Block and inactivation of sodium channels in nerve by amino acid derivatives. I. Dependence on voltage and sodium concentration.

The side chain of arginine, n-propylguanidinium (nPG), reversibly decreases peak sodium conductance and increases the speed of sodium current decay, when perfused internally. Effects are voltage dependent and are more pronounced at high depolarizations. Results are also dependent on the sodium concentration gradient. Both the decline in peak conductance and the speeding of inactivation are greater if the sodium concentration gradient is reversed from the normal. The decrease in peak sodium current is too large to be due solely to the faster decay kinetics. The difference is not due to a change in slow inactivation of the channel.

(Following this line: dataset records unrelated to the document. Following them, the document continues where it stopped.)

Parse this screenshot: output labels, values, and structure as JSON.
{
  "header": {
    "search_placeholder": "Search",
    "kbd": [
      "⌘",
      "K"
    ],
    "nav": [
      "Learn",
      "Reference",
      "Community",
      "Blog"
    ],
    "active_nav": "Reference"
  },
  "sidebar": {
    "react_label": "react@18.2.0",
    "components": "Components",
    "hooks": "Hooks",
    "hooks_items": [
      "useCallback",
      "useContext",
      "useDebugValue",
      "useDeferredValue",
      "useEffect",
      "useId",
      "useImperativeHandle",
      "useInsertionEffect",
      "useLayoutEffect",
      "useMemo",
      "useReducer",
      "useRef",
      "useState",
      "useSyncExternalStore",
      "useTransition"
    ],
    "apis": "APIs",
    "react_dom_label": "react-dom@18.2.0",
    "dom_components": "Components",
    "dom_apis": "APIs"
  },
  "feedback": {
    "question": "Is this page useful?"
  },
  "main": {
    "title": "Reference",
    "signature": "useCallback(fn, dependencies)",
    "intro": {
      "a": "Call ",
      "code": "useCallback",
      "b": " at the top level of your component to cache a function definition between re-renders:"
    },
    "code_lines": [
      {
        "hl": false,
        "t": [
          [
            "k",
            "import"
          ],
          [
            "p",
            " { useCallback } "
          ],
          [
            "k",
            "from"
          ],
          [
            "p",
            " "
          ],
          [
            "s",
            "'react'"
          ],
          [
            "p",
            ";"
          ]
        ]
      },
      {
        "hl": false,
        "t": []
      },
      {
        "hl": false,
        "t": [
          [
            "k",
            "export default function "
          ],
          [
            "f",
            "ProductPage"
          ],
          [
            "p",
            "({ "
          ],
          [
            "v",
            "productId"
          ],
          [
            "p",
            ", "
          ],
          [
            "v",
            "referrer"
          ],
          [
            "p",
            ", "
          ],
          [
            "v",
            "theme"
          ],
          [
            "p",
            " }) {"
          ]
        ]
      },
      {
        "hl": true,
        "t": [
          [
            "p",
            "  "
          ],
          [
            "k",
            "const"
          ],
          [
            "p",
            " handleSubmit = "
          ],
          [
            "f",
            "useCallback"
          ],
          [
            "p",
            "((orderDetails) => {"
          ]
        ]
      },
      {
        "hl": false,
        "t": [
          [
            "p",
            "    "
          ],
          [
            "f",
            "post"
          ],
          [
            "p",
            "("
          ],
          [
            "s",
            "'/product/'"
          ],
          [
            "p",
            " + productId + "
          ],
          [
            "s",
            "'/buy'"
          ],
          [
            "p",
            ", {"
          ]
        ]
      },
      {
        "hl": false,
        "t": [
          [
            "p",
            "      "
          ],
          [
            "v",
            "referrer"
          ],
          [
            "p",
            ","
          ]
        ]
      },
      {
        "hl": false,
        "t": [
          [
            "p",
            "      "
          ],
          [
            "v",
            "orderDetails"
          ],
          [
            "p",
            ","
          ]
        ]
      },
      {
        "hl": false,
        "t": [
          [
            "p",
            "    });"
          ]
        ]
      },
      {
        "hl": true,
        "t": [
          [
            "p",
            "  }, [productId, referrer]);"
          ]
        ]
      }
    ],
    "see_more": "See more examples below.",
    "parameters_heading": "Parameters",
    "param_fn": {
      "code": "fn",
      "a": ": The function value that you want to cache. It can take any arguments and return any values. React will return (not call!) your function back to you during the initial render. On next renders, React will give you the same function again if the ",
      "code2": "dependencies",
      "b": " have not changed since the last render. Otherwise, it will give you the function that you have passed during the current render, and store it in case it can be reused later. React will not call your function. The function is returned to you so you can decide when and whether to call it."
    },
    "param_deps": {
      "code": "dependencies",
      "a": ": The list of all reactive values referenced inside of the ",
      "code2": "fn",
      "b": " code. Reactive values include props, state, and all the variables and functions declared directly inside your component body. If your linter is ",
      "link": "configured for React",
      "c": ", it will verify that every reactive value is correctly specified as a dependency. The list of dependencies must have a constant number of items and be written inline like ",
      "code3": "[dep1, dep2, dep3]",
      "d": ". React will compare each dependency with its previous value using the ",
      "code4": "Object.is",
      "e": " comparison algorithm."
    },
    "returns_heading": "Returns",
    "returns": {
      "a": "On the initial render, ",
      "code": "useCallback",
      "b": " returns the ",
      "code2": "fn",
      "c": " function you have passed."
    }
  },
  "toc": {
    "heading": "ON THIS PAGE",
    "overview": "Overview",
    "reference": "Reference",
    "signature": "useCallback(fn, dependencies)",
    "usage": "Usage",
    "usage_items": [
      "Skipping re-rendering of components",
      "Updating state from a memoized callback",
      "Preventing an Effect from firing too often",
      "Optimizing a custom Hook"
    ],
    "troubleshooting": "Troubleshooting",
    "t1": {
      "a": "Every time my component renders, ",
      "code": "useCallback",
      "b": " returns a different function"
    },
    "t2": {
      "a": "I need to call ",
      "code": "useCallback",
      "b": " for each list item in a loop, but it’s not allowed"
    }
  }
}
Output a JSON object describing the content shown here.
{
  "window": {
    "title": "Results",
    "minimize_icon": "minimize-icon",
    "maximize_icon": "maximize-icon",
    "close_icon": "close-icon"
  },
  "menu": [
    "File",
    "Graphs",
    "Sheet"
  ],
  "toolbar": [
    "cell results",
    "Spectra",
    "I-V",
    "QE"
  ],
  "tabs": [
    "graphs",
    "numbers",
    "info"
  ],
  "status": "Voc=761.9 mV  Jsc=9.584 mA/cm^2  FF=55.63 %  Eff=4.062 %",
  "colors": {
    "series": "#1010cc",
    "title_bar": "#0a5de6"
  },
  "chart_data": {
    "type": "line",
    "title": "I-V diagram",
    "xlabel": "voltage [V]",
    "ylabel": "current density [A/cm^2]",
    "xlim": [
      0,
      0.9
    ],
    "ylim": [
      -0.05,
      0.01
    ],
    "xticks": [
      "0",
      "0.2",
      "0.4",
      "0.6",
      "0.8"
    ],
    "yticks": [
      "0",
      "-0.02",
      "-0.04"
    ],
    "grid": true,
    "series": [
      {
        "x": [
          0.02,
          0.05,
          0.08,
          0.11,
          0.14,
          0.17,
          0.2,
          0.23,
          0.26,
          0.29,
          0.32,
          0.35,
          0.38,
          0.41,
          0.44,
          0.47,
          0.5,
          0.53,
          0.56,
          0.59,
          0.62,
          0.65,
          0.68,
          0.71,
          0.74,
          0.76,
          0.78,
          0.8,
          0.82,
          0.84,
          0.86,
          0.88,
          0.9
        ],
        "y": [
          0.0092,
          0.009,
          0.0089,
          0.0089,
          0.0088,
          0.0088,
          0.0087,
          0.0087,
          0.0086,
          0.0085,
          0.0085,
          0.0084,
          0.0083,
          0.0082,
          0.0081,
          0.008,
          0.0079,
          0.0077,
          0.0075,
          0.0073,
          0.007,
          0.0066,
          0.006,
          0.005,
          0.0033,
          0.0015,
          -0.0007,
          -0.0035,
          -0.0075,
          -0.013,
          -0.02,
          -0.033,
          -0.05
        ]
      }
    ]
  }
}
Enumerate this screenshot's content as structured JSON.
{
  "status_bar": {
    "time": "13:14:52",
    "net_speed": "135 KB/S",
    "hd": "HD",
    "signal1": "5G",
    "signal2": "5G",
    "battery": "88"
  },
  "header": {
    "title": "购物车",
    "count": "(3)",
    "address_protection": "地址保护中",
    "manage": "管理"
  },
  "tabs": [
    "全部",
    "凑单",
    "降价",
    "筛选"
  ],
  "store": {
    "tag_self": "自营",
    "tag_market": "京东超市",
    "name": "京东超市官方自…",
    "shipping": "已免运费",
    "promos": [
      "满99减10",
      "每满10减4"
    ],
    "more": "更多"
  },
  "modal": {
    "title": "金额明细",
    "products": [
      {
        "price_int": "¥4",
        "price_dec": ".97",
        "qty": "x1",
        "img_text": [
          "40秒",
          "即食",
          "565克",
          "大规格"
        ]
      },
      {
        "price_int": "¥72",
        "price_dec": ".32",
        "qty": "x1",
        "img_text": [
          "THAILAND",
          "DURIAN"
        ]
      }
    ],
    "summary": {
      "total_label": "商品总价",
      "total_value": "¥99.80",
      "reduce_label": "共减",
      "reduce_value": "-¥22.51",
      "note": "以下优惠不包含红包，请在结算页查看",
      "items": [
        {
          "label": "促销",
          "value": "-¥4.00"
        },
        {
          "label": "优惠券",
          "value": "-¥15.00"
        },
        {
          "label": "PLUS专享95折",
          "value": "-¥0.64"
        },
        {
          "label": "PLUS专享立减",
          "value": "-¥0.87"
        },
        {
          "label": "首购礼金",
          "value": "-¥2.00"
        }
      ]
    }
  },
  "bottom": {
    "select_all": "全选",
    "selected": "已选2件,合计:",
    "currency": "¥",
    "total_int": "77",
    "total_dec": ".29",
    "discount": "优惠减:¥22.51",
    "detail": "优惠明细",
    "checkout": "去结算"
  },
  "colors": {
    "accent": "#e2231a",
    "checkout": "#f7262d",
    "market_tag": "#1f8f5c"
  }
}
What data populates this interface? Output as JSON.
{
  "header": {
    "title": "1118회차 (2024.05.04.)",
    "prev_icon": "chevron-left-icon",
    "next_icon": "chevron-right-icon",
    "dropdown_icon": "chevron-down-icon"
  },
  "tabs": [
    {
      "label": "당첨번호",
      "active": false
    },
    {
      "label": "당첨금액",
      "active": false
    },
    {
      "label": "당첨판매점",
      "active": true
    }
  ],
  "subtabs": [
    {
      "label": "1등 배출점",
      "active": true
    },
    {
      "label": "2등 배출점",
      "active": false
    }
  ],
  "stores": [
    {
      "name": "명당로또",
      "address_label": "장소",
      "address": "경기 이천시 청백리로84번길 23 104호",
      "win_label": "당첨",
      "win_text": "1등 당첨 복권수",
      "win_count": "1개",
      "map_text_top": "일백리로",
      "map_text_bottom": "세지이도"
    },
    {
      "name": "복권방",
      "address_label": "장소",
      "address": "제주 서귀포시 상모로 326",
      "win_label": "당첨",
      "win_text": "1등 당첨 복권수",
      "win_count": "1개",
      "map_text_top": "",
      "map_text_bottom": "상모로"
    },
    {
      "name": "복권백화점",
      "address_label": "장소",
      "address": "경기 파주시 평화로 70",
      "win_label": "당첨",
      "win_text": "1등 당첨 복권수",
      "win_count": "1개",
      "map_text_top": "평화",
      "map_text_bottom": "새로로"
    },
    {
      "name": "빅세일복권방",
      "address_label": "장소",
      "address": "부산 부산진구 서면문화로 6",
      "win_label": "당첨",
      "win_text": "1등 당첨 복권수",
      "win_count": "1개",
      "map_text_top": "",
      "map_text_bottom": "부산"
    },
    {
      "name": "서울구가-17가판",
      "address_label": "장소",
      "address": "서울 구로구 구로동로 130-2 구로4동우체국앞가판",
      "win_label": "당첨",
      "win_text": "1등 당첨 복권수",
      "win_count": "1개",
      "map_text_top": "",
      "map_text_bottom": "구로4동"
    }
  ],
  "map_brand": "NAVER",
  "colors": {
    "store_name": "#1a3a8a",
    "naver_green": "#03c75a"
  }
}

Sodium current inactivation has also been studied with a double pulse procedure. Results show that at - 70 mV, nPG leaves sodium channels rapidly (less than 500 microseconds) in normal sodium gradient, but more slowly (greater than 1 ms) in reversed sodium gradient. Several structural analogs of nPG have been tested. Shortening the alkyl chain weakens effects significantly. Arginine itself, which contains extra charged groups, is also less effective. n-Propylammonium is active but with an apparent affinity only one-fifth that of arginine. We conclude that nPG acts within the sodium channel, and has at least two modes of action.